Axes & Legends
Now that we know how to create, configure, compose, and link scatter plots, it's time learn about axes and legends which are often essential in making sense of the visualized data.
Axes
You might have noticed already that axes are drawn by default. E.g.:
from jscatter import Scatter
from numpy.random import rand
scatter = jscatter.Scatter(x=rand(500), y=rand(500))
scatter.show()
INFO
You can also hide the axes via scatter.axes(False)
in case they are not informative like for t-SNE or UMAP embeddings.

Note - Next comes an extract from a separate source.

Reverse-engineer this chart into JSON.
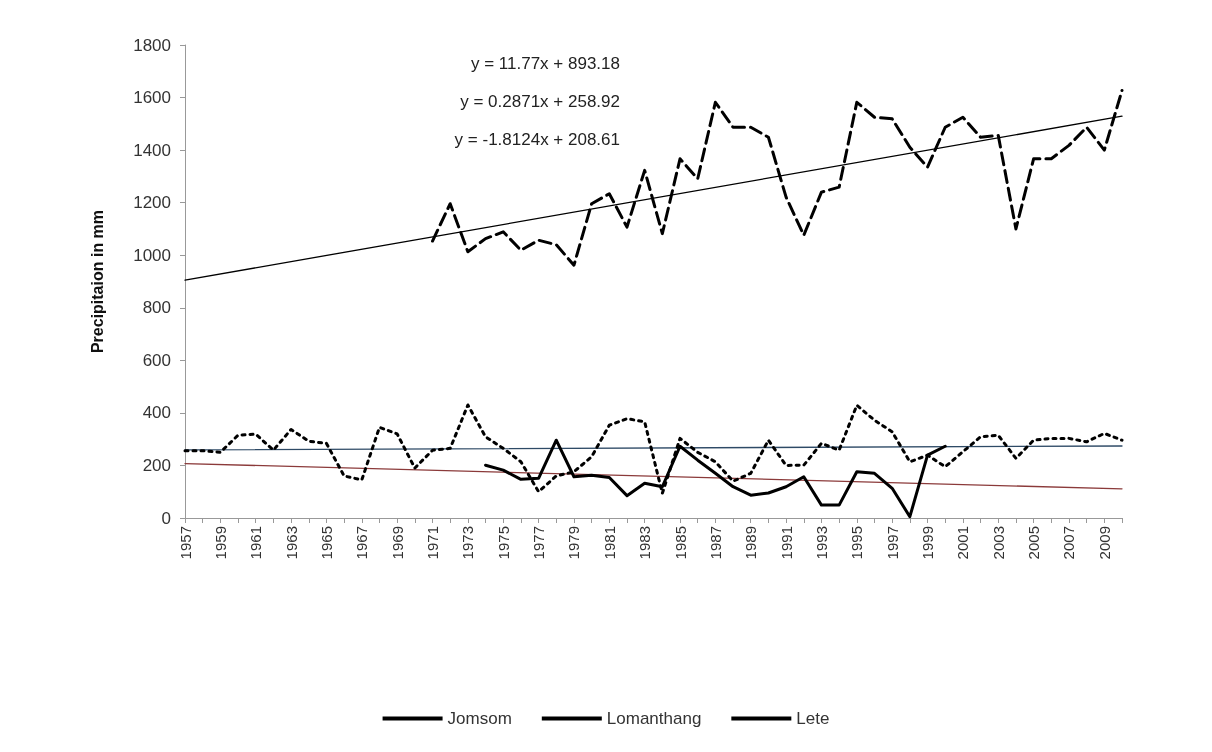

In addition, you can also enable a grid, which can be helpful to better locate points.
scatter.axes(grid=True)
And finally, you can also label the axes
scatter.axes(labels=['Speed (km/h)', 'Weight (tons)'])
Legend
When you encode data properties with the point color, opacity, or size, it's immensly helpful to know how the encoded data properties relate to the visual properties by showing a legend.
import jscatter
import numpy as np
import pandas as pd
df = pd.DataFrame({
# Random floats
"mass": np.random.rand(500),
"speed": np.random.rand(500),
"pval": np.random.rand(500),
# Gaussian-distributed floats
"effect_size": np.random.normal(.5, .2, 500),
# Random letters A, B, C, D, E, F, G, H
"cat": np.vectorize(lambda x: chr(65 + round(x * 8)))(np.random.rand(500)),
# Random letters X, Y, Z
"group": np.vectorize(lambda x: chr(88 + round(x * 2)))(np.random.rand(500)),
})
scatter = jscatter.Scatter(
data=df,
x="mass",
y="speed",
color_by="cat",
size_by="pval",
legend=True,
)
scatter.show()
When you encode a categorical data property (like cat
) using color, Jupyter Scatter will list out each category in the legend. In contrast, for continuous data properties (like pval
), only five values are shown in the legend: the minimum, maximum, and three equally spaced values in between.
scatter.color(by="pval").opacity(by="cat").size(5)
Notice how the legend now only shows five entries for color
as it encodes a continuous variable.
In addition to just showing a mapping of data and visual properties, Jupyter Scatter can also label continuous properties.
scatter.color(labeling={
"variable": "p-value",
"minValue": "significant",
"maxValue": "insignificant",
})
Annotating numerical range like this can make it easier for yourself but primarily for collaborators and others to grasp the color mapping.